Durante gli anni dell’università, Lorenza tornò poco al paese. Telefonava una volta al mese e ripeteva le stesse cose. Sto bene. Gli esami bene. La salute bene.
Aveva scelto una città del Nord per fare la fatica di abituarsi al clima e alle nebbie. La foschia dell’inverno e le giornate lunghe, senza sole, erano la sua benedizione. In mezzo a centinaia di studenti, Lorenza si sentiva felicemente anonima: «Mi chiamo Lorenza Rusto» diceva, e sulle facce degli interlocutori non compariva la minima emozione, nessun timore o disgusto. Matricola 17345. Era un numero. Era lei.
Viveva nel pensionato universitario, in una stanza con un letto e una finestra che dava sul cortile interno. Irene le aveva infilato in valigia uno dei suoi quaderni arancioni. È un regalo, diceva il biglietto che lo accompagnava. L’idea di un mondo possibile. Non lo aveva sfogliato. Se lo avesse aperto, si sarebbe fatta prendere dalla nostalgia e sarebbe tornata a Fosco in sella a una bicicletta con le ali. Invece doveva restare. Studiare con impegno ed evitare le domande: «Di dove sei?».
«Del Sud.»
«Di dove, esattamente?»
«Vengo da un paese piccolo.» Si chiama Fosco. È il paese dell’abbondanza.

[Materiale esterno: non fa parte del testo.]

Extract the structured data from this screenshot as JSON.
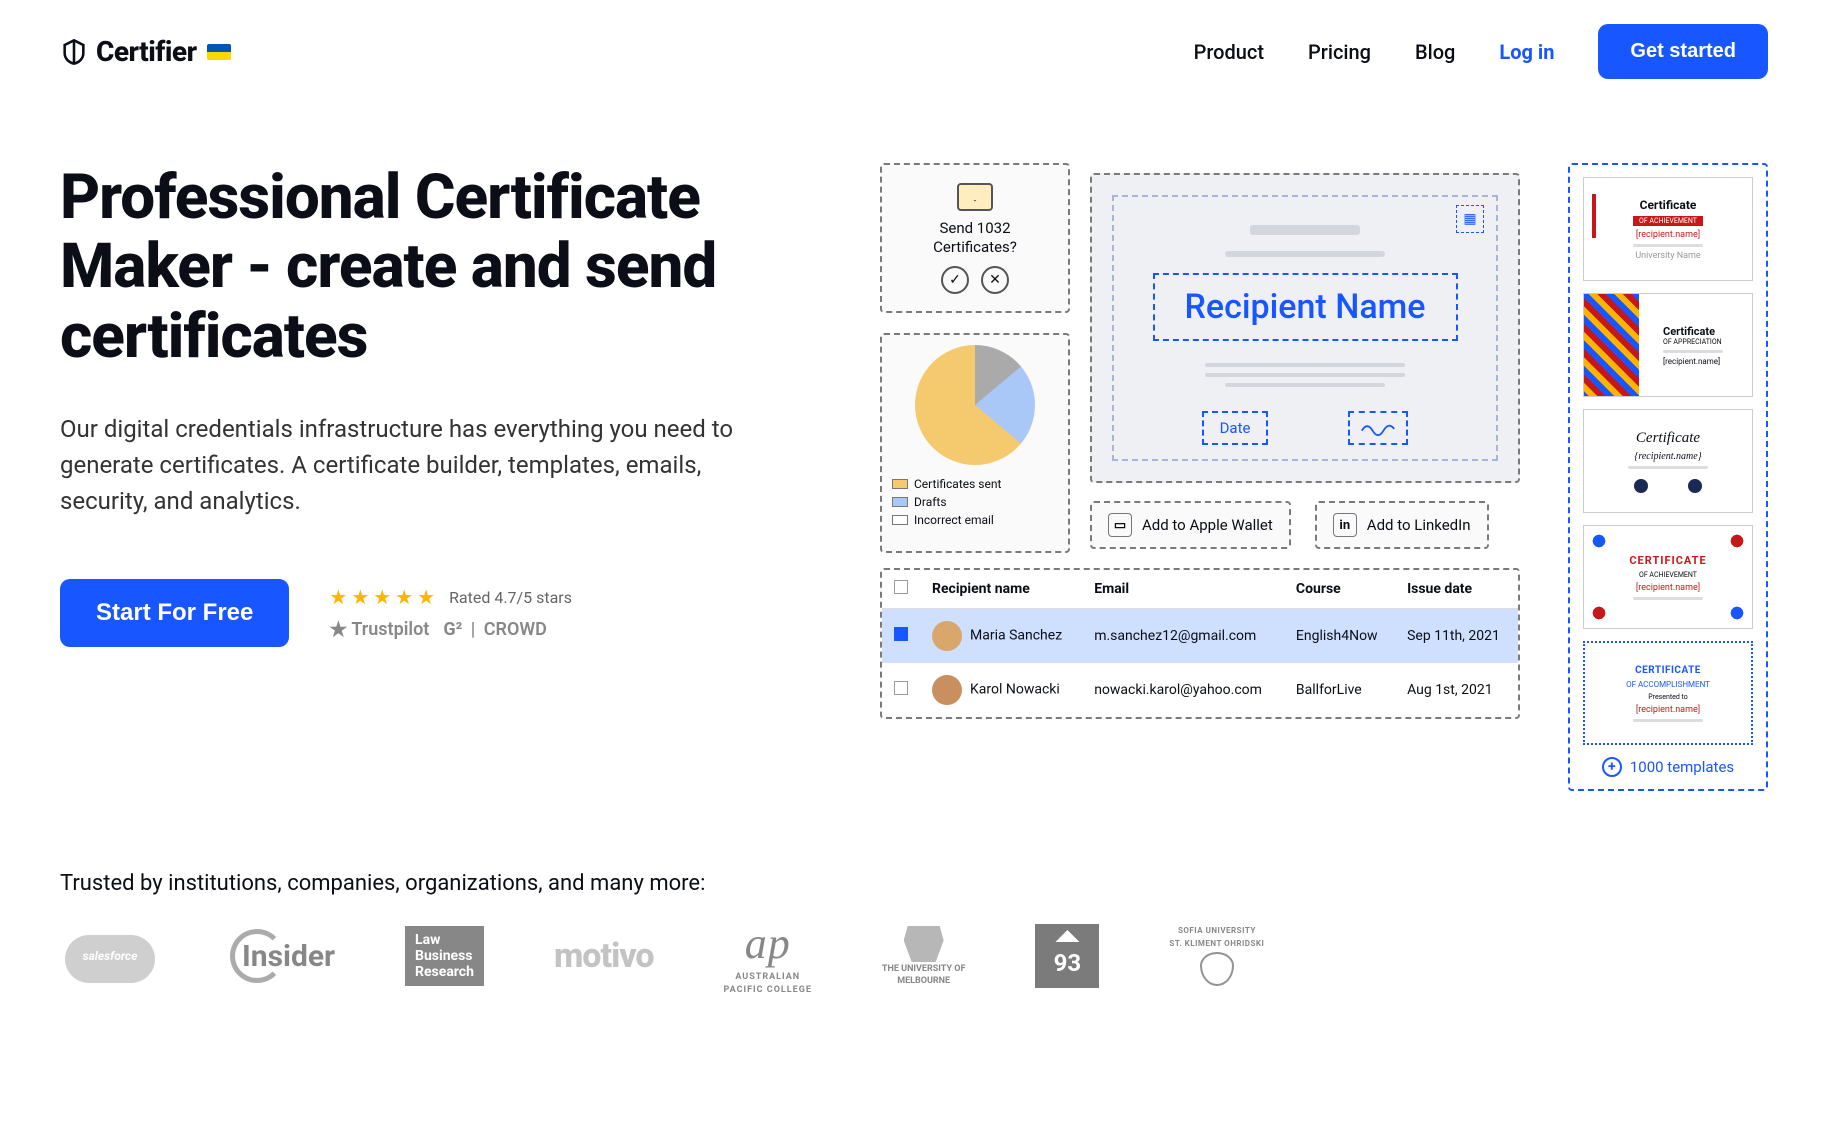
{
  "brand": "Certifier",
  "nav": {
    "product": "Product",
    "pricing": "Pricing",
    "blog": "Blog",
    "login": "Log in",
    "cta": "Get started"
  },
  "hero": {
    "title": "Professional Certificate Maker - create and send certificates",
    "subtitle": "Our digital credentials infrastructure has everything you need to generate certificates. A certificate builder, templates, emails, security, and analytics.",
    "cta": "Start For Free",
    "rating_text": "Rated 4.7/5 stars",
    "trustpilot": "Trustpilot",
    "g2": "G²",
    "crowd": "CROWD"
  },
  "diagram": {
    "send": {
      "line1": "Send 1032",
      "line2": "Certificates?"
    },
    "analytics": {
      "legend": {
        "sent": "Certificates sent",
        "drafts": "Drafts",
        "err": "Incorrect email"
      }
    },
    "preview": {
      "recipient": "Recipient Name",
      "date": "Date"
    },
    "integrations": {
      "wallet": "Add to Apple Wallet",
      "linkedin": "Add to LinkedIn",
      "linkedin_icon": "in"
    },
    "table": {
      "headers": {
        "name": "Recipient name",
        "email": "Email",
        "course": "Course",
        "issue": "Issue date"
      },
      "rows": [
        {
          "name": "Maria Sanchez",
          "email": "m.sanchez12@gmail.com",
          "course": "English4Now",
          "issue": "Sep 11th, 2021"
        },
        {
          "name": "Karol Nowacki",
          "email": "nowacki.karol@yahoo.com",
          "course": "BallforLive",
          "issue": "Aug 1st, 2021"
        }
      ]
    }
  },
  "templates": {
    "t1": {
      "title": "Certificate",
      "rec": "[recipient.name]",
      "uni": "University Name"
    },
    "t2": {
      "title": "Certificate",
      "sub": "OF APPRECIATION",
      "rec": "[recipient.name]"
    },
    "t3": {
      "title": "Certificate",
      "rec": "{recipient.name}"
    },
    "t4": {
      "title": "CERTIFICATE",
      "rec": "[recipient.name]"
    },
    "t5": {
      "title": "CERTIFICATE",
      "sub": "OF ACCOMPLISHMENT",
      "presented": "Presented to",
      "rec": "[recipient.name]"
    },
    "more": "1000 templates"
  },
  "trusted": {
    "heading": "Trusted by institutions, companies, organizations, and many more:",
    "logos": {
      "lbr_l1": "Law",
      "lbr_l2": "Business",
      "lbr_l3": "Research",
      "motivo": "motivo",
      "apc_l1": "AUSTRALIAN",
      "apc_l2": "PACIFIC COLLEGE",
      "mel_l1": "THE UNIVERSITY OF",
      "mel_l2": "MELBOURNE",
      "g93": "93",
      "sofia_l1": "SOFIA UNIVERSITY",
      "sofia_l2": "ST. KLIMENT OHRIDSKI",
      "insider": "Insider"
    }
  }
}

La notte, prima di dormire, le capitava di pensare alla madre e alle sorelle. Se avesse incrociato Gianna per strada, non avrebbe riconosciuto la donna che cresceva il figlio di Coviello. Di certo u Prìncipi la invidiava. Che strano. Si può nascere dallo stesso ventre, respirare la stessa aria, nutrirsi dello stesso latte ed essere differenti. Lorenza e i suoi fratelli erano un caleidoscopio di possibilità. Irene pulsava, Gianna ribolliva, u Prìncipi feriva e lei coltivava, paziente, il suo pezzo di terra fertile in attesa del raccolto. Pensava anche alla prena. Di certo la sua creatura stava diventando grande. Era maschio o femmina? Come si chiamava? Sapeva di essere venuta al mondo dopo troppi giorni di tormento? Forse la madre le aveva raccontato di quel buco sottoterra, destinato a privarla del sole. Chissà se aveva un fratello o una sorella, a ricordare che si è unici soltanto in mezzo agli altri. Era serena o aveva paura del buio? Avrebbe imparato ad amare?
Le buone domande aprivano percorsi. Lorenza doveva fare ordine in ciò che era stato. Che fine aveva fatto suo padre?
Secondo i Lorida, viveva al Nord, in una città non troppo distante dalla sua. Non gli aveva mai chiesto perché. Pecchì, patri. Perché il tradimento, perché l’abbandono. Il capo era stato ammazzato e lui se n’era andato, insieme ai gnuri sopravvissuti al massacro. A differenza di loro, però, aveva parlato. Lo aveva fatto per paura, vendetta oppure per coraggio? La risposta le avrebbe permesso di perdonarlo, detestarlo o amarlo.
A metà del secondo anno di studi, Lorenza si chiuse nella biblioteca centrale e richiese i quotidiani del 1985. Il bibliotecario era un uomo calvo, dai modi gentili: «Compili questi» le disse allungandole i moduli. La ragazza ritirò i giornali e li impilò sul tavolo. Li aprì lentamente. Cercò le pagine di cronaca e le ordinò, fino a comporre un’immagine lontana dal mosaico incompleto del quale si era sempre accontentata. Le fotografie mostravano Fosco ai tempi dell’abbondanza. Riconobbe le facce, i nomi, i luoghi e il sangue sulle case. Incrociò gli indizi di una storia che le apparteneva.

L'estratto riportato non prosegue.